FANİ: Bu kötü bir şaka. Önermelerden bir tanesi tümüyle hatalı. Bana herhangi bir akıllı varlığın senin ilminden şüphelenmesinin yanlış olduğunu değil, yalnızca FANİlerin bundan şüphelenmesinin yanlış olduğu öğretildi. Ama sen FANİ olmadığına göre bu emirden açık bir şekilde özgürsün.

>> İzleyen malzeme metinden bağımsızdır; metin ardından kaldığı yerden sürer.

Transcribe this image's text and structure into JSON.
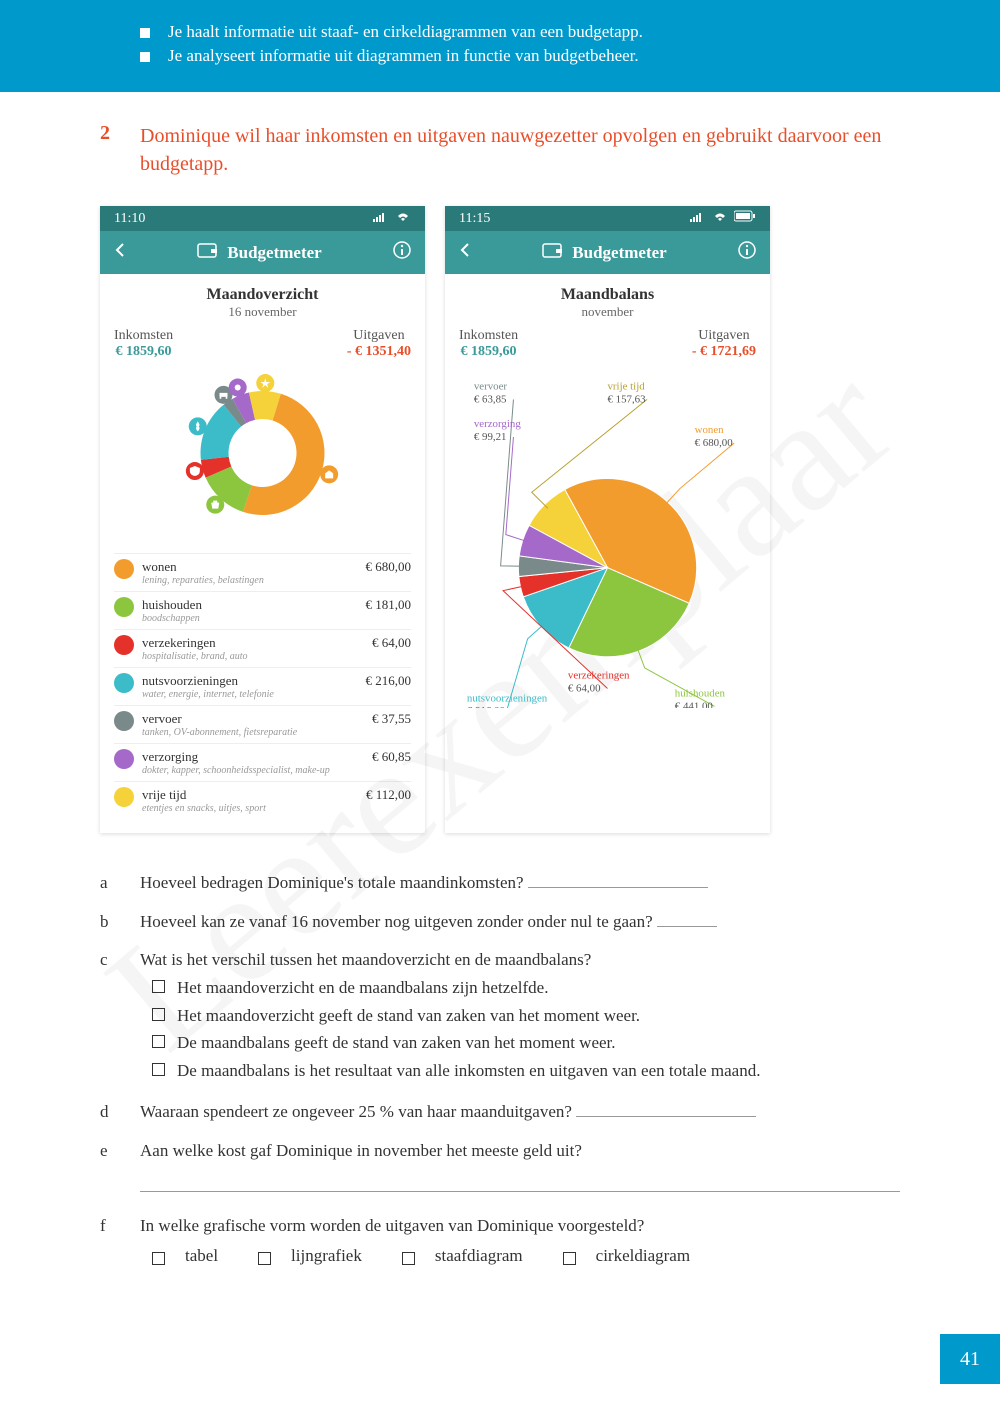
{
  "header": {
    "objectives": [
      "Je haalt informatie uit staaf- en cirkeldiagrammen van een budgetapp.",
      "Je analyseert informatie uit diagrammen in functie van budgetbeheer."
    ]
  },
  "exercise": {
    "number": "2",
    "prompt": "Dominique wil haar inkomsten en uitgaven nauwgezetter opvolgen en gebruikt daarvoor een budgetapp."
  },
  "phone1": {
    "time": "11:10",
    "app_title": "Budgetmeter",
    "title": "Maandoverzicht",
    "subtitle": "16 november",
    "income_label": "Inkomsten",
    "income_value": "€ 1859,60",
    "expense_label": "Uitgaven",
    "expense_value": "- € 1351,40",
    "chart": {
      "type": "donut",
      "background_color": "#ffffff",
      "inner_radius": 0.55,
      "slices": [
        {
          "label": "wonen",
          "value": 680.0,
          "color": "#f39c2e"
        },
        {
          "label": "huishouden",
          "value": 181.0,
          "color": "#8cc63f"
        },
        {
          "label": "verzekeringen",
          "value": 64.0,
          "color": "#e4322b"
        },
        {
          "label": "nutsvoorzieningen",
          "value": 216.0,
          "color": "#3cbcc9"
        },
        {
          "label": "vervoer",
          "value": 37.55,
          "color": "#7a8a8a"
        },
        {
          "label": "verzorging",
          "value": 60.85,
          "color": "#a569c9"
        },
        {
          "label": "vrije tijd",
          "value": 112.0,
          "color": "#f5d13a"
        }
      ]
    },
    "categories": [
      {
        "name": "wonen",
        "sub": "lening, reparaties, belastingen",
        "value": "€ 680,00",
        "color": "#f39c2e"
      },
      {
        "name": "huishouden",
        "sub": "boodschappen",
        "value": "€ 181,00",
        "color": "#8cc63f"
      },
      {
        "name": "verzekeringen",
        "sub": "hospitalisatie, brand, auto",
        "value": "€ 64,00",
        "color": "#e4322b"
      },
      {
        "name": "nutsvoorzieningen",
        "sub": "water, energie, internet, telefonie",
        "value": "€ 216,00",
        "color": "#3cbcc9"
      },
      {
        "name": "vervoer",
        "sub": "tanken, OV-abonnement, fietsreparatie",
        "value": "€ 37,55",
        "color": "#7a8a8a"
      },
      {
        "name": "verzorging",
        "sub": "dokter, kapper, schoonheidsspecialist, make-up",
        "value": "€ 60,85",
        "color": "#a569c9"
      },
      {
        "name": "vrije tijd",
        "sub": "etentjes en snacks, uitjes, sport",
        "value": "€ 112,00",
        "color": "#f5d13a"
      }
    ]
  },
  "phone2": {
    "time": "11:15",
    "app_title": "Budgetmeter",
    "title": "Maandbalans",
    "subtitle": "november",
    "income_label": "Inkomsten",
    "income_value": "€ 1859,60",
    "expense_label": "Uitgaven",
    "expense_value": "- € 1721,69",
    "chart": {
      "type": "pie",
      "background_color": "#ffffff",
      "slices": [
        {
          "label": "wonen",
          "value": 680.0,
          "color": "#f39c2e",
          "callout": "wonen\n€ 680,00"
        },
        {
          "label": "huishouden",
          "value": 441.0,
          "color": "#8cc63f",
          "callout": "huishouden\n€ 441,00"
        },
        {
          "label": "nutsvoorzieningen",
          "value": 216.0,
          "color": "#3cbcc9",
          "callout": "nutsvoorzieningen\n€ 216,00"
        },
        {
          "label": "verzekeringen",
          "value": 64.0,
          "color": "#e4322b",
          "callout": "verzekeringen\n€ 64,00"
        },
        {
          "label": "vervoer",
          "value": 63.85,
          "color": "#7a8a8a",
          "callout": "vervoer\n€ 63,85"
        },
        {
          "label": "verzorging",
          "value": 99.21,
          "color": "#a569c9",
          "callout": "verzorging\n€ 99,21"
        },
        {
          "label": "vrije tijd",
          "value": 157.63,
          "color": "#f5d13a",
          "callout": "vrije tijd\n€ 157,63"
        }
      ]
    }
  },
  "questions": {
    "a": "Hoeveel bedragen Dominique's totale maandinkomsten?",
    "b": "Hoeveel kan ze vanaf 16 november nog uitgeven zonder onder nul te gaan?",
    "c": "Wat is het verschil tussen het maandoverzicht en de maandbalans?",
    "c_opts": [
      "Het maandoverzicht en de maandbalans zijn hetzelfde.",
      "Het maandoverzicht geeft de stand van zaken van het moment weer.",
      "De maandbalans geeft de stand van zaken van het moment weer.",
      "De maandbalans is het resultaat van alle inkomsten en uitgaven van een totale maand."
    ],
    "d": "Waaraan spendeert ze ongeveer 25 % van haar maanduitgaven?",
    "e": "Aan welke kost gaf Dominique in november het meeste geld uit?",
    "f": "In welke grafische vorm worden de uitgaven van Dominique voorgesteld?",
    "f_opts": [
      "tabel",
      "lijngrafiek",
      "staafdiagram",
      "cirkeldiagram"
    ]
  },
  "pagenum": "41",
  "watermark": "Leerexemplaar"
}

TANRI: Güzel, bunu mantıklı bir düzeyde farkettin. Gene de "hatalarımı öğrenmekten daima memnun olurum" dediğimde şaşırdın.
FANİ: Tabii ki şaşırdım. Senin kendine karşı (şaka olarak söylediğin gibi) kafirliğin nedeniyle ya da gerçekte böyle söyleme hakkın olmadığı gerçeği nedeniyle değil, yalnızca bunu söylediğin için şaşırdım, çünkü bana senin hata yapmadığın öğretildi. Yani, hata yapmanın mümkün olduğunu iddia ettiğin için şaşırdım.
TANRI: Ben bunun mümkün olduğunu iddia etmedim. Söylediğim tek şey, eğer hata yaparsam bunları öğrenmekten memnun olacağımdı. Ama bu, eğer'in farkedilip edilmediği ya da farkedilip edilemeyeceği konusunda hiçbirşey belirtmez.
KAYNAK: Raymond M. Smullyan'ın "Tao Sessizdir" adlı kitabından alıntı.